Search code examples
pythonunicodepython-unicodeunicode-normalization

unicode normalization: dotless i + accent


Let's combine a regular i with a combining acute accent, and normalize the result (using Python's unicodedata.normalize):

from unicodedata import normalize

normalize("NFC", "i\N{COMBINING ACUTE ACCENT}").encode("ascii", "namereplace")
b'\\N{LATIN SMALL LETTER I WITH ACUTE}'

As expected: a small i with the dot swapped out for an acute accent, í.

Let's do the same with a dotless i:

from unicodedata import normalize

normalize("NFC", "\N{LATIN SMALL LETTER DOTLESS I}\N{COMBINING ACUTE ACCENT}").encode("ascii", "namereplace")
b'\\N{LATIN SMALL LETTER DOTLESS I}\\N{COMBINING ACUTE ACCENT}'

As you can see, it does not combine.
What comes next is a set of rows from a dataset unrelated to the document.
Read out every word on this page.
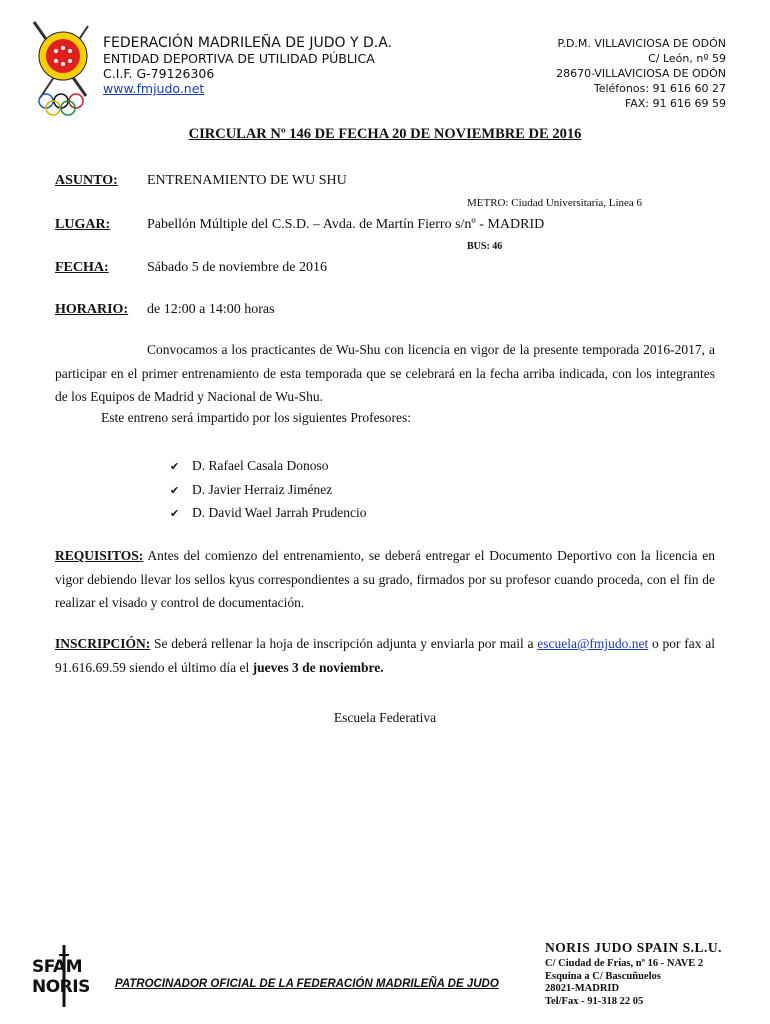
FEDERACIÓN MADRILEÑA DE JUDO Y D.A.
ENTIDAD DEPORTIVA DE UTILIDAD PÚBLICA
C.I.F. G-79126306
www.fmjudo.net
P.D.M. VILLAVICIOSA DE ODÓN
C/ León, nº 59
28670-VILLAVICIOSA DE ODÓN
Teléfonos: 91 616 60 27
FAX: 91 616 69 59
CIRCULAR Nº 146 DE FECHA 20 DE NOVIEMBRE DE 2016
ASUNTO: ENTRENAMIENTO DE WU SHU
METRO: Ciudad Universitaria, Línea 6
LUGAR:	Pabellón Múltiple del C.S.D. – Avda. de Martín Fierro s/nº - MADRID
BUS: 46
FECHA:	Sábado 5 de noviembre de 2016
HORARIO: de 12:00 a 14:00 horas
Convocamos a los practicantes de Wu-Shu con licencia en vigor de la presente temporada 2016-2017, a participar en el primer entrenamiento de esta temporada que se celebrará en la fecha arriba indicada, con los integrantes de los Equipos de Madrid y Nacional de Wu-Shu.
Este entreno será impartido por los siguientes Profesores:
✔ D. Rafael Casala Donoso
✔ D. Javier Herraiz Jiménez
✔ D. David Wael Jarrah Prudencio
REQUISITOS: Antes del comienzo del entrenamiento, se deberá entregar el Documento Deportivo con la licencia en vigor debiendo llevar los sellos kyus correspondientes a su grado, firmados por su profesor cuando proceda, con el fin de realizar el visado y control de documentación.
INSCRIPCIÓN: Se deberá rellenar la hoja de inscripción adjunta y enviarla por mail a escuela@fmjudo.net o por fax al 91.616.69.59 siendo el último día el jueves 3 de noviembre.
Escuela Federativa
SFAM
NORIS	PATROCINADOR OFICIAL DE LA FEDERACIÓN MADRILEÑA DE JUDO
NORIS JUDO SPAIN S.L.U.
C/ Ciudad de Frías, nº 16 - NAVE 2
Esquina a C/ Bascuñuelos
28021-MADRID
Tel/Fax - 91-318 22 05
Other implementations, e.g., this one, do the same.

Why not? Is this consistent with the Unicode standard?


Solution

  • From The Unicode Standard, Version 14.0, Diacritics on i and j (highlighting by myself):

    A dotted (normal) i or j followed by some common nonspacing marks above loses the dot in rendering. Thus, in the word naïve, the ï could be spelled with i + diaeresis. A dotted-i is not equivalent to a Turkish dotless-i + overdot, nor are other cases of accented dotted-i equivalent to accented dotless-i (for example, i + ¨ ≠ ı + ¨).